From the experimental results, the chromatographic vector distribution reflects the difference of pitch distribution among different generated music. Figure 11(a) is the chromatographic vector distribution of the training sample. It can be seen that the components are evenly distributed on the pentatonic scale. Because Chinese traditional folk music mainly adopts the pentatonic scales of palace, quotient, angle, sign, and feather, which correspond to the sound names: C, D, E, G, and A in turn, the pitch distribution mainly focuses on these five components, and the vector distribution of music generated by the composition model designed in this paper is closest to that of the training samples, as shown in Figures 11(a)11(e). And the music generated by the three algorithm models of Google Labs Magenta Project, the energy is evenly distributed to the 12 notes that constitute the twelve average laws, among which the scales in C major (C, D, E, F, G, A, and B) account for the most proportion. Therefore, the basic elements such as pitch, melody color, and interval of music created under different melodies will be different, and the melody will bring people different auditory feelings.

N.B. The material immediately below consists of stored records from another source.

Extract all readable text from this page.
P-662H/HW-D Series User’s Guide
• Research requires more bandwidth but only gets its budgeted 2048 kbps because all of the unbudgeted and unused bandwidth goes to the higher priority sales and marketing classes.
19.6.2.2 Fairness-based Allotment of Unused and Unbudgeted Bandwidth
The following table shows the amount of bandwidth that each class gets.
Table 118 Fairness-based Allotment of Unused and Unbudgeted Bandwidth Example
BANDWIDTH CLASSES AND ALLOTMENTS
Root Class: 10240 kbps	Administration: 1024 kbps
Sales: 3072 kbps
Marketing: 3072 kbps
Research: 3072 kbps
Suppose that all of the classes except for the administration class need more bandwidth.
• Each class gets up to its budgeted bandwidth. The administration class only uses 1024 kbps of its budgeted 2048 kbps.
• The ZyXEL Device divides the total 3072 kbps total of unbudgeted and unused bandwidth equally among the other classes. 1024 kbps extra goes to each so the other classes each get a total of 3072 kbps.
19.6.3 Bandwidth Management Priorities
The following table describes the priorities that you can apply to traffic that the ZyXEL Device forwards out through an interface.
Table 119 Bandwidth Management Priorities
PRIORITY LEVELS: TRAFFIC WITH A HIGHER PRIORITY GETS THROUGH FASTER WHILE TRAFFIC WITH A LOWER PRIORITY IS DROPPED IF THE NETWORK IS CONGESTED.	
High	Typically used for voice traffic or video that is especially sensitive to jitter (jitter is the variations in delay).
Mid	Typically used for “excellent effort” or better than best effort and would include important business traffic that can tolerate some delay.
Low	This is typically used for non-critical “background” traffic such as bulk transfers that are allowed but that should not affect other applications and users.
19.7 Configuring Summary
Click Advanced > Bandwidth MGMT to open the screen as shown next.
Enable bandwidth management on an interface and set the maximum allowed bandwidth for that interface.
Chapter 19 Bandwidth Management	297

As shown in Table 7, by calculating the chromatographic contrast, it can be seen that when K = 5, the chromatographic contrast of music generated by the three algorithm models of Magenta Project in Google Lab is low, while the chromatographic contrast of music generated by the composition model and training samples in this paper is high. Chromatographic contrast can also distinguish folk music represented by the pentatonic scale from Western music represented by twelve average laws. To sum up, the composition model designed in this paper can learn the internal structural relationship of the training sample sequence well and is more suitable for generating music with typical national style.

5. Conclusion

This paper discusses the problem of computer-aided composition and deeply understands and simulates the composer’s thinking mode in the special process of music creation, which is an important application of artificial intelligence in the art field. Feature extraction of MIDI file is carried out in this paper. A platform sampling coding method based on genetic algorithm is proposed to optimize the character representation, it solves the problem that the traditional algorithm can directly derive features from the pitch and duration of music in music composition learning and encode them in a heat-independent form, which fails to characterize the rhythm of pitch and duration, resulting in the composition network being unable to learn music style better. Rhythm is the combination of pitch and time value according to a certain rule. The rhythm of music affects the overall style of music. Through the correlation between pitch and time value coding, the rhythm style of music can be better preserved, and the composition network can learn the style characteristics of music more easily.

Data Availability

The experimental data used to support the findings of this study are available from the corresponding author upon request.

Conflicts of Interest

The author declares no conflicts of interest regarding the publication of this work.